Ten pilot programs — including one in Delaware — are focused on job training for low-income families who use SNAP. Rochester is wondering why the GOP is barreling ahead with changes to the program without waiting for the results from the pilots.

“It is focused on really providing the supports and the training to help people on food stamps to go to work,” she said. “The pilots aren’t finished until 2019, so my question to the committee was, ‘Why are we putting the cart before the horse? Why don’t we find out what the research shows, what’s best practice?’ And then make those kind of changes.”

Another more pressing concern is that the GOP is proposing stiff penalties that could leave low-income families without food, Rochester said. Under the Republican plan, SNAP recipients who don’t  meet certain requirements could lose the benefit for 12 months. A second infraction would render them ineligible for three years.

Rochester called that unfair.

“This is food on the table. These are children. The majority of people on SNAP are seniors, people with disabilities and children,” she said. “I think we need to go back to the drawing board and do something that really benefits all Americans.”

The sweeping legislation includes many subsidies and crop supports for the nation’s farmers. So the committee in charge of it has always been filled with agricultural state lawmakers. But the committee also includes many urban lawmakers who rely on the farm bill as the means of providing food to their low-income constituents.

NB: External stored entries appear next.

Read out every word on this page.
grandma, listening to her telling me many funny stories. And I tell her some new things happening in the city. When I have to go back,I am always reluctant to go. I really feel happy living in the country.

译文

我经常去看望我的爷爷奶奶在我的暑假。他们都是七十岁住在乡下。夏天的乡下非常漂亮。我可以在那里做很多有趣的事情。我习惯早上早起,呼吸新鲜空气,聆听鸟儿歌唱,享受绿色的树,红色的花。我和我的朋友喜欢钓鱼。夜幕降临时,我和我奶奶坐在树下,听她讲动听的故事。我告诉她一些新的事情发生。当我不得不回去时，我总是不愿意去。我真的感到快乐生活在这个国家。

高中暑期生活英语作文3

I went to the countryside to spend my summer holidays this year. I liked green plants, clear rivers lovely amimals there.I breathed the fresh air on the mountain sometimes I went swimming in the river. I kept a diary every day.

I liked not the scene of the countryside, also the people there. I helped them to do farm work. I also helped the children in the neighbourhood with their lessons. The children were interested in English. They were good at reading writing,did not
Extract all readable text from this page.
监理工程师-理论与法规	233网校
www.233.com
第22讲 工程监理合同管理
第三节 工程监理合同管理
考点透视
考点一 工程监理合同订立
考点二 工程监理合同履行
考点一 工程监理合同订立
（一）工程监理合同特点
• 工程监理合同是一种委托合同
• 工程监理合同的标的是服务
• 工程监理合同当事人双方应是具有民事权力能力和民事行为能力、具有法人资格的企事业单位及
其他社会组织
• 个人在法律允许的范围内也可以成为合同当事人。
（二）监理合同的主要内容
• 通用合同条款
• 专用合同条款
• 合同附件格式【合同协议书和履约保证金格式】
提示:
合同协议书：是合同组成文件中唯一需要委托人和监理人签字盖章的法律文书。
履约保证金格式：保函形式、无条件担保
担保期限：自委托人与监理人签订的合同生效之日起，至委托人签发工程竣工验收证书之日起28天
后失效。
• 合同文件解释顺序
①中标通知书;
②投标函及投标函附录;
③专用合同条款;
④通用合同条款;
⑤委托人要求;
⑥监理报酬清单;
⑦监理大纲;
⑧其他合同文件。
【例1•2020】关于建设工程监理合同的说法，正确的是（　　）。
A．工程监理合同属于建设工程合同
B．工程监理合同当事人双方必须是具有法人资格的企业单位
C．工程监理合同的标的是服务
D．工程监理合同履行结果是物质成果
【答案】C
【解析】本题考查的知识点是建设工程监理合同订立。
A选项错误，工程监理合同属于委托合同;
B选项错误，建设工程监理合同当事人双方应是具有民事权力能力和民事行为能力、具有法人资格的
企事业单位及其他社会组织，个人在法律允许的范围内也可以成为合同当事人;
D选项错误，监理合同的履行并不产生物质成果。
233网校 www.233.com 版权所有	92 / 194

That’s why U.S. Rep. Dwight Evans of Philadelphia said he’s so disappointed he and Democratic colleagues aren’t getting any input to this year’s bill.

“This is, my understanding, not what the farm bill was supposed to be about. Food is not Democrat or Republican, and is not poor or rich. I don’t know how they can think this is going to go anywhere. I don’t think this is good sound sense,” said Evans. “I always thought that the agriculture committee was about bringing people together, and they … are just going in the wrong direction.”

This year the farm bill is House Resolution 2. The massive tax overhaul bill was H.R. 1. Evans said that’s not an accident.

“This is really to pay for the tax package. You know, Social Security, Medicaid and with the SNAP program, all that pays for the taxes that they voted through House Resolution 1,” Evans said.

Other area GOP lawmakers members are split on the proposal. U.S. Rep Tom MacArthur of South Jersey said he supports it.

“I think that’s fair to the taxpayer to make sure that working-age, fully able people are either looking for work or are getting employed or are getting educated,” he said. “We want to help needy people. We don’t want to enable people that are in a different category.”

But U.S. Rep. Leonard Lance, a Republican whose district covers a swath of Central New Jersey, said GOP leaders are making a mistake because he doesn’t think voters put Republicans in charge of Washington to overhaul the nation’s safety-net programs.

“I think the election last time hinged on a variety of issues. I’m not sure if that was at the top of the list,” he said.

Far-right conservatives helped tank the farm bill a few weeks ago because they’re demanding a separate vote on immigration.  Now GOP leaders have promised them that vote.

After that, the GOP is expected to take up the farm bill again with no concessions to win over Democrats. That means they’ll need to convince more moderate Republicans to support the legislation.  Lawmakers in the Philadelphia region could be key to getting it over the finish line – or jettisoning it altogether.